This isn't the first Oculus movie— ​produ​ction company Condition One released Zero Point last month, although it's more a bunch of panoramic tech demos stitched together with intense interviews about how Oculus Rift is, like, the future of everything—but 11:57 is the first to truly explore making the viewer (you) the protagonist as well. "I do think that the person with Oculus Rift should have an actual role in the film," Sofia said. "Whatever that might be."

No thanks, faceless screaming lady!

High violin shrieks, ghostly brunettes in white smocks, a man in a suit with hollow cheekbones—OK,  11:57 isn't groundbreaking in terms of content. But it's not really a film in any sense, more a stunt: something to prove what the Oculus is capable of. Because, despite being a $2-billion Facebook toy, the Oculus is still chiefly the domain of the DIY doers and the enthusiasts—it feels like something a time traveler dropped on his way through to punch baby Hitler rather than a bona fide 2014 invention. Too much technology for us quite to fathom right now, like dogs beholding a bike.

But since Facebook bought Oculus VR in March, the main question on people's lips has been: "Yo, how are these nerd goggles worth $2 billion?" While the gaming applications are obvious, it doesn't seem to translate to Farmville or Candy Crush or whatever other Facebook games your aunties and grandmas keep inviting you to play—so perhaps the future of the Oculus is in viewing and experiencing movies or the web. I asked Henrik and Sofia if they think Oculus movies like 11:57 are the future of film—do they ever see a blockbuster being developed for the device?

"No," they said. "No." But Henrik does think there is a niche for major production companies to take advantage of the device. "I think with major blockbuster movies you will see Occulus replace additional featurettes rather than full 90-minute movies. There are still a lot of difficulties with the recording technology to overcome, so actually shooting a picture-length production will be very, very tricky." And they have plenty of ideas: "We could build a world on top of a skyscraper. We could produce a stop-motion film. You can put the viewer in a really weird and strange situation—that's the strength of it." Which sounds like code for "someone is almost certainly already making a weird porno."

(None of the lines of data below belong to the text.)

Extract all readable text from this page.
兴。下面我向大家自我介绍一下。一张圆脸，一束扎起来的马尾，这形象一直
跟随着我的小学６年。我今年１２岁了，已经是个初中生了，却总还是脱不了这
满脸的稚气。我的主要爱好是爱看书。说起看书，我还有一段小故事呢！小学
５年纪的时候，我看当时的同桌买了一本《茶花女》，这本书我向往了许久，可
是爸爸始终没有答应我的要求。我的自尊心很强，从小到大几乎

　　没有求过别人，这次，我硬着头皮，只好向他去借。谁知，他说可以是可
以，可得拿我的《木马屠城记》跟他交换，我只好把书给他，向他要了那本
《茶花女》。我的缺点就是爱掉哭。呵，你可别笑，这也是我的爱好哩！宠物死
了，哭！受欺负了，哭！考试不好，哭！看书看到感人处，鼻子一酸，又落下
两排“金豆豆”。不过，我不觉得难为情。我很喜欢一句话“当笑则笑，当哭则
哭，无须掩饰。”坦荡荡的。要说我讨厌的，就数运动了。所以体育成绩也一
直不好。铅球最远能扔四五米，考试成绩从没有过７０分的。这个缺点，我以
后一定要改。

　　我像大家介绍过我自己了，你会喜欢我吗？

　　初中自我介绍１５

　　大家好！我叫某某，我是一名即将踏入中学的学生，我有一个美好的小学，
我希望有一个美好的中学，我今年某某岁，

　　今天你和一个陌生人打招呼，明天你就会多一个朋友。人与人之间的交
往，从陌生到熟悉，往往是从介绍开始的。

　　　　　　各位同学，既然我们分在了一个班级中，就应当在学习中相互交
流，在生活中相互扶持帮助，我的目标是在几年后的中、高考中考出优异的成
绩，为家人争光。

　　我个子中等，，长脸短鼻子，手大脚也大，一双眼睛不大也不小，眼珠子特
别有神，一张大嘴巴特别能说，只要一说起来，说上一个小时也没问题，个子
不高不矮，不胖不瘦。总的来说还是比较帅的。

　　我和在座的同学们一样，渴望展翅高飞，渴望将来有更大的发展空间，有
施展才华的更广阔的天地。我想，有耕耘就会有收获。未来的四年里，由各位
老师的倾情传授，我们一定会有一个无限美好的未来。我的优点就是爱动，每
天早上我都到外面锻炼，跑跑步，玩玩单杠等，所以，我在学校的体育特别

But if nothing else, 11:57 does offer a vision of the future—with 3-D glasses generally considered a bomb and the concept of 4-D confined to those bucking Shrek set-ups at Universal Studios, offering Oculus-friendly movies could be a way for the movie industry to present film—whatever its length—in a new and interesting light. And probably find a way to charge an extra $15 a ticket for the pleasure. Hooray for the future.